By Diane LaMacchia
California's largest gas and electric utilities have agreed to continue funding the research of the LBL-based California Institute for Energy Efficiency. CIEE receives about $4 million a year in voluntary funding from the utilities.
CIEE's research, conducted at laboratories and campuses across the state, is aimed at designing and demonstrating energy- efficient technologies to heat and cool California homes and commercial buildings, and at improving urban air quality.
"CIEE has demonstrated the innovative role it can play in connecting California's best researchers with the state's utility professionals and energy policy makers," says LBL director Charles V. Shank.

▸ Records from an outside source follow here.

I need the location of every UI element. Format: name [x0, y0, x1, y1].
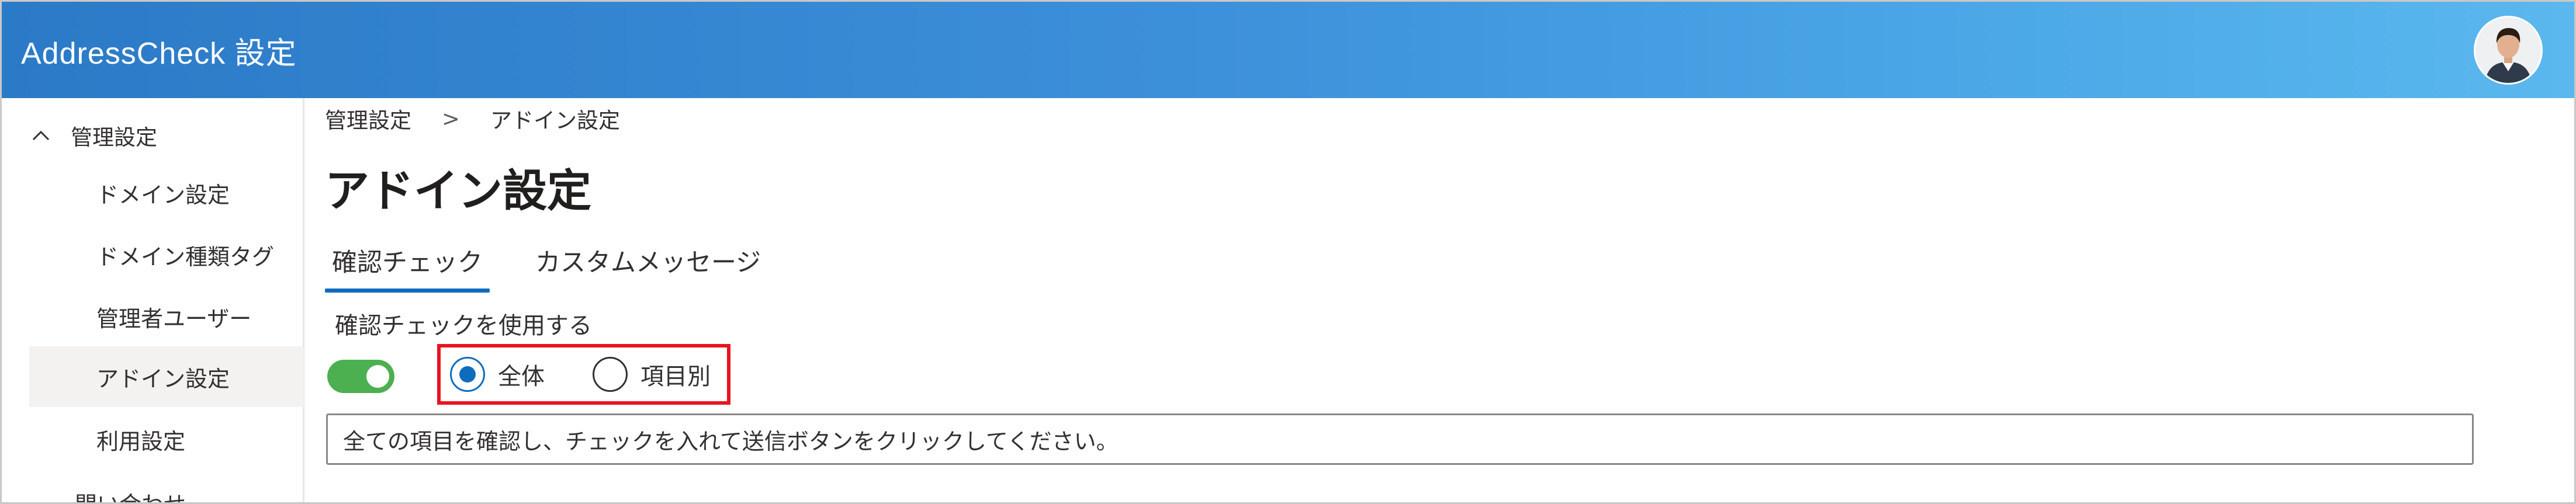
- breadcrumb-current: アドイン設定: [490, 108, 621, 133]
- app-header: AddressCheck 設定: [2, 2, 2574, 98]
- check-message-input[interactable]: [326, 413, 2474, 465]
- sidebar-item-label: 利用設定: [96, 428, 186, 454]
- radio-checked-icon: [450, 357, 485, 392]
- tab-label: 確認チェック: [332, 248, 483, 277]
- radio-all[interactable]: 全体: [450, 347, 545, 401]
- sidebar-item-admin-users[interactable]: 管理者ユーザー: [29, 286, 304, 347]
- scope-radio-group: 全体 項目別: [437, 344, 730, 405]
- sidebar-group-admin-settings[interactable]: 管理設定: [31, 112, 300, 159]
- sidebar-item-label: ドメイン設定: [96, 182, 230, 208]
- toggle-knob: [366, 365, 389, 388]
- radio-label: 項目別: [640, 363, 711, 390]
- sidebar-item-label: ドメイン種類タグ: [96, 244, 275, 270]
- tab-custom-message[interactable]: カスタムメッセージ: [528, 228, 768, 293]
- app-title: AddressCheck 設定: [21, 37, 297, 71]
- tab-bar: 確認チェック カスタムメッセージ: [325, 228, 768, 293]
- page-title: アドイン設定: [325, 165, 591, 217]
- radio-unchecked-icon: [593, 357, 628, 392]
- sidebar-item-label: アドイン設定: [96, 366, 230, 392]
- breadcrumb-separator: >: [442, 106, 461, 131]
- breadcrumb: 管理設定 > アドイン設定: [325, 101, 620, 136]
- user-avatar-icon: [2475, 18, 2541, 83]
- use-check-toggle[interactable]: [327, 360, 394, 393]
- sidebar-item-usage-settings[interactable]: 利用設定: [29, 409, 304, 470]
- app-window: AddressCheck 設定 管理設定 ドメイン設定 ドメイン種類タグ 管理者…: [0, 0, 2576, 504]
- sidebar-item-addin-settings[interactable]: アドイン設定: [29, 346, 304, 407]
- sidebar: 管理設定 ドメイン設定 ドメイン種類タグ 管理者ユーザー アドイン設定 利用設定: [2, 98, 304, 502]
- radio-label: 全体: [498, 363, 545, 390]
- tab-label: カスタムメッセージ: [535, 248, 761, 277]
- sidebar-group-inquiries[interactable]: 問い合わせ: [75, 486, 186, 502]
- use-check-label: 確認チェックを使用する: [335, 312, 592, 339]
- chevron-up-icon: [31, 126, 51, 145]
- sidebar-item-domain-settings[interactable]: ドメイン設定: [29, 162, 304, 223]
- tab-confirm-check[interactable]: 確認チェック: [325, 228, 490, 293]
- breadcrumb-root[interactable]: 管理設定: [325, 103, 411, 134]
- user-avatar[interactable]: [2474, 16, 2543, 85]
- sidebar-item-label: 管理者ユーザー: [96, 305, 252, 332]
- sidebar-item-domain-type-tags[interactable]: ドメイン種類タグ: [29, 224, 304, 285]
- radio-per-item[interactable]: 項目別: [593, 347, 711, 401]
- sidebar-group-label: 管理設定: [71, 125, 157, 150]
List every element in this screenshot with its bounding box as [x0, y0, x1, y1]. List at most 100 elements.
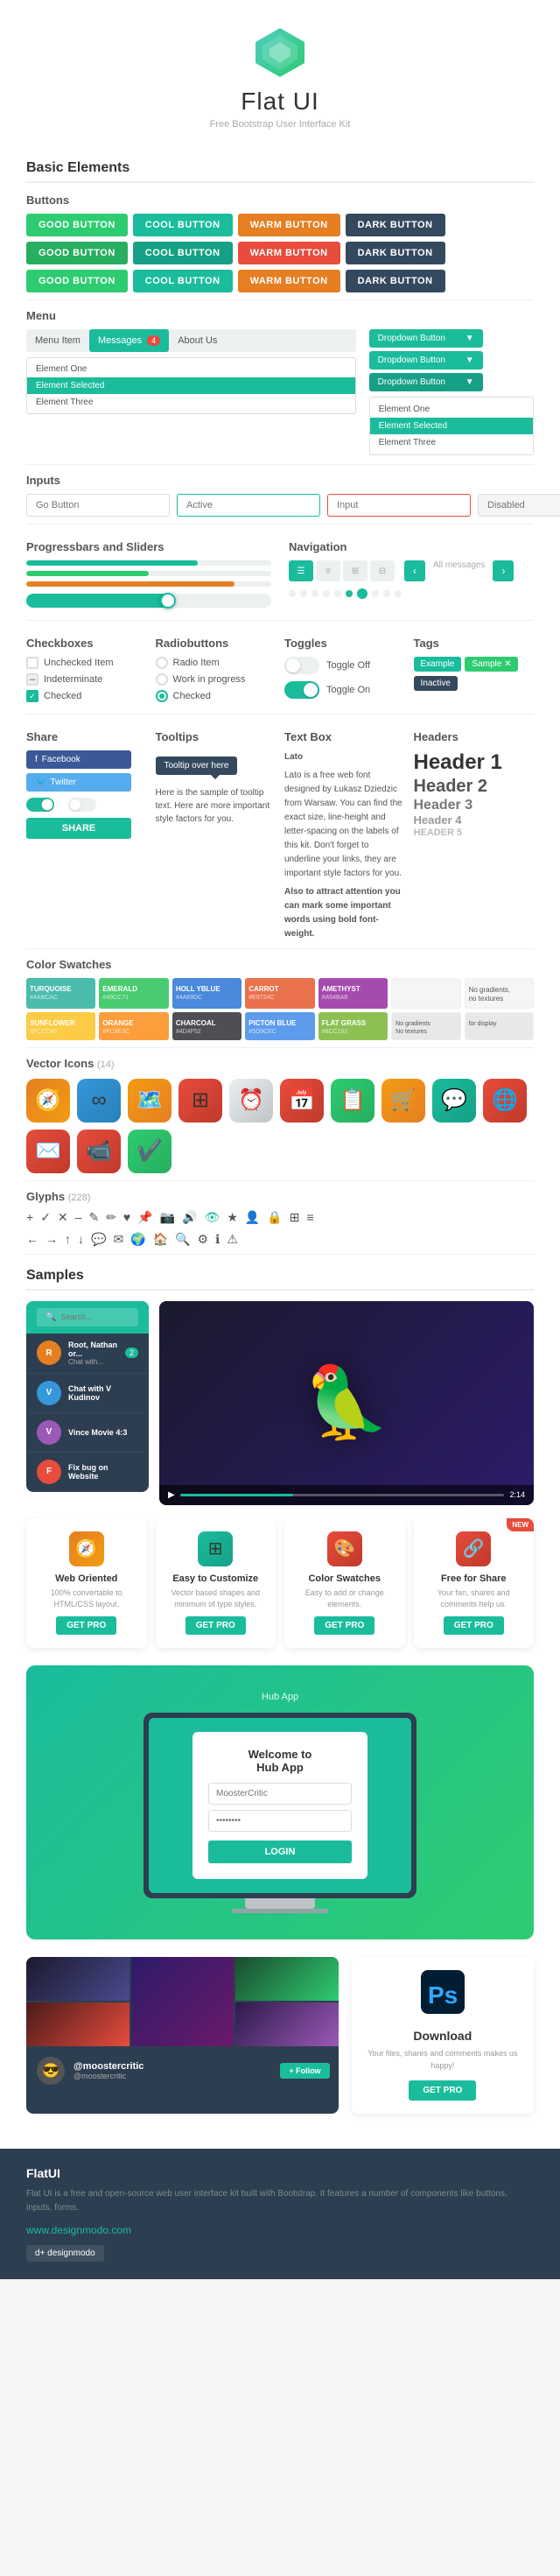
- dropdown-3[interactable]: Dropdown Button ▼: [369, 373, 483, 391]
- chat-message-3[interactable]: V Vince Movie 4:3: [26, 1413, 149, 1453]
- login-button[interactable]: Login: [208, 1841, 352, 1863]
- radio-btn-1[interactable]: [156, 657, 168, 669]
- glyphs-row-1: + ✓ ✕ – ✎ ✏ ♥ 📌 📷 🔊 👁 ★ 👤 🔒 ⊞ ≡: [26, 1210, 534, 1225]
- dot-4[interactable]: [323, 590, 330, 597]
- play-icon[interactable]: ▶: [168, 1490, 175, 1500]
- nav-pill-4[interactable]: ⊟: [370, 560, 395, 581]
- good-button-1[interactable]: Good Button: [26, 214, 128, 236]
- dot-5[interactable]: [334, 590, 341, 597]
- feature-btn-web[interactable]: Get Pro: [56, 1616, 116, 1635]
- nav-prev[interactable]: ‹: [404, 560, 425, 581]
- dot-10[interactable]: [395, 590, 402, 597]
- app-subtitle: Free Bootstrap User Interface Kit: [18, 119, 542, 130]
- textbox-col: Text Box Lato Lato is a free web font de…: [284, 721, 405, 941]
- dot-8[interactable]: [372, 590, 379, 597]
- dot-3[interactable]: [312, 590, 318, 597]
- chat-message-4[interactable]: F Fix bug on Website: [26, 1453, 149, 1492]
- download-card: Ps Download Your files, shares and comme…: [352, 1957, 534, 2114]
- share-toggle-2[interactable]: [68, 798, 96, 812]
- radio-btn-2[interactable]: [156, 673, 168, 686]
- dropdown-2[interactable]: Dropdown Button ▼: [369, 351, 483, 370]
- logo-icon: [254, 26, 306, 79]
- nav-next[interactable]: ›: [493, 560, 514, 581]
- video-time: 2:14: [509, 1490, 525, 1499]
- menu-list-item-3[interactable]: Element Three: [27, 394, 355, 411]
- share-button[interactable]: Share: [26, 818, 131, 839]
- checkbox-checked[interactable]: ✓ Checked: [26, 690, 147, 702]
- password-input[interactable]: [208, 1810, 352, 1832]
- chat-message-2[interactable]: V Chat with V Kudinov: [26, 1374, 149, 1413]
- dot-9[interactable]: [383, 590, 390, 597]
- checkbox-box-1[interactable]: [26, 657, 38, 669]
- tooltip-arrow: [211, 775, 220, 779]
- dot-6[interactable]: [346, 590, 353, 597]
- menu-list-item-1[interactable]: Element One: [27, 361, 355, 377]
- share-title: Share: [26, 730, 147, 743]
- toggle-on[interactable]: [284, 681, 319, 699]
- dot-2[interactable]: [300, 590, 307, 597]
- cool-button-2[interactable]: Cool Button: [133, 242, 233, 264]
- textbox-content: Lato Lato is a free web font designed by…: [284, 750, 405, 941]
- menu-item-about[interactable]: About Us: [169, 329, 226, 352]
- download-button[interactable]: Get Pro: [409, 2080, 476, 2101]
- checkbox-box-2[interactable]: –: [26, 673, 38, 686]
- toggle-off[interactable]: [284, 657, 319, 674]
- nav-pill-3[interactable]: ⊞: [343, 560, 368, 581]
- radio-btn-3[interactable]: [156, 690, 168, 702]
- chat-message-1[interactable]: R Root, Nathan or... Chat with... 2: [26, 1334, 149, 1374]
- good-button-2[interactable]: Good Button: [26, 242, 128, 264]
- icon-video: 📹: [77, 1130, 121, 1173]
- input-active[interactable]: [177, 494, 320, 517]
- radio-2[interactable]: Work in progress: [156, 673, 276, 686]
- swatch-charcoal: CHARCOAL #4D4F52: [172, 1012, 242, 1040]
- profile-name-area: @moostercritic @moostercritic: [74, 2061, 144, 2080]
- menu-list-item-2[interactable]: Element Selected: [27, 377, 355, 394]
- checkbox-indeterminate[interactable]: – Indeterminate: [26, 673, 147, 686]
- tag-sample[interactable]: Sample ✕: [465, 657, 518, 672]
- checkbox-box-3[interactable]: ✓: [26, 690, 38, 702]
- share-toggle-knob: [42, 799, 53, 811]
- nav-pill-2[interactable]: ≡: [316, 560, 340, 581]
- dark-button-3[interactable]: Dark Button: [346, 270, 445, 292]
- feature-btn-share[interactable]: Get Pro: [444, 1616, 504, 1635]
- warm-button-3[interactable]: Warm Button: [238, 270, 340, 292]
- footer-social-btn[interactable]: d+ designmodo: [26, 2245, 104, 2262]
- cool-button-1[interactable]: Cool Button: [133, 214, 233, 236]
- menu-item-menuitem[interactable]: Menu Item: [26, 329, 89, 352]
- facebook-btn[interactable]: f Facebook: [26, 750, 131, 769]
- input-go[interactable]: [26, 494, 170, 517]
- radio-3[interactable]: Checked: [156, 690, 276, 702]
- tooltip-box[interactable]: Tooltip over here: [156, 757, 238, 775]
- sub-item-1[interactable]: Element One: [370, 401, 533, 418]
- cool-button-3[interactable]: Cool Button: [133, 270, 233, 292]
- progress-slider[interactable]: [26, 594, 271, 608]
- checkbox-unchecked[interactable]: Unchecked Item: [26, 657, 147, 669]
- share-toggle[interactable]: [26, 798, 54, 812]
- nav-pill-1[interactable]: ☰: [289, 560, 313, 581]
- warm-button-2[interactable]: Warm Button: [238, 242, 340, 264]
- dropdown-1[interactable]: Dropdown Button ▼: [369, 329, 483, 348]
- sub-item-2[interactable]: Element Selected: [370, 418, 533, 434]
- checkboxes-col: Checkboxes Unchecked Item – Indeterminat…: [26, 628, 147, 707]
- video-progress-bar[interactable]: [180, 1494, 505, 1496]
- follow-button[interactable]: + Follow: [280, 2063, 329, 2079]
- tag-example[interactable]: Example: [414, 657, 462, 672]
- dot-1[interactable]: [289, 590, 296, 597]
- feature-btn-customize[interactable]: Get Pro: [186, 1616, 246, 1635]
- twitter-btn[interactable]: 🐦 Twitter: [26, 773, 131, 792]
- chat-search[interactable]: 🔍: [37, 1308, 138, 1327]
- tag-inactive[interactable]: Inactive: [414, 676, 458, 691]
- username-input[interactable]: [208, 1783, 352, 1805]
- dot-7[interactable]: [357, 588, 368, 599]
- dark-button-1[interactable]: Dark Button: [346, 214, 445, 236]
- radio-1[interactable]: Radio Item: [156, 657, 276, 669]
- chat-search-input[interactable]: [60, 1313, 130, 1321]
- warm-button-1[interactable]: Warm Button: [238, 214, 340, 236]
- menu-item-messages[interactable]: Messages 4: [89, 329, 169, 352]
- good-button-3[interactable]: Good Button: [26, 270, 128, 292]
- input-error[interactable]: [327, 494, 471, 517]
- sub-item-3[interactable]: Element Three: [370, 434, 533, 451]
- dark-button-2[interactable]: Dark Button: [346, 242, 445, 264]
- feature-btn-colors[interactable]: Get Pro: [314, 1616, 374, 1635]
- footer-link[interactable]: www.designmodo.com: [26, 2224, 131, 2236]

One project has resulted in proposed improvements in residential heating and air conditioning ductwork that promise to save California taxpayers more than $300 million a year. Another project explored the market potential of electric and natural gas-powered cars and their effectiveness in reducing air pollution and reliance on imported oil.
CIEE also helped fund work in LBL's Energy and Environment Division to develop gas-filled panels (see "Currents", Nov.15, 1991), an insulating material that could be used in home appliances to replace ozone layer-destroying chlorofluorocarbons (CFCs).
CIEE was formed in 1988 as a partnership. Party to the agreement signed last month were California's largest utilities -- Los Angeles Department of Water and Power, PG&E, Sacramento Municipal Utility District, San Diego Gas and Electric, Southern California Edison, and Southern California Gas -- and LBL, the University of California, the California Public Utilities Commission (CPUC), the California Energy Commission (CEC), and the U.S. Department of Energy (DOE).
Included in the agreement is a Cooperative Research and Development Agreement (CRADA), which enables DOE laboratories and private industry to work together to develop technology with good potential for commercial applications.
According to CEC commissioner Art Kevorkian, CIEE's research "will directly contribute to more enlightened statewide energy policy in the years ahead."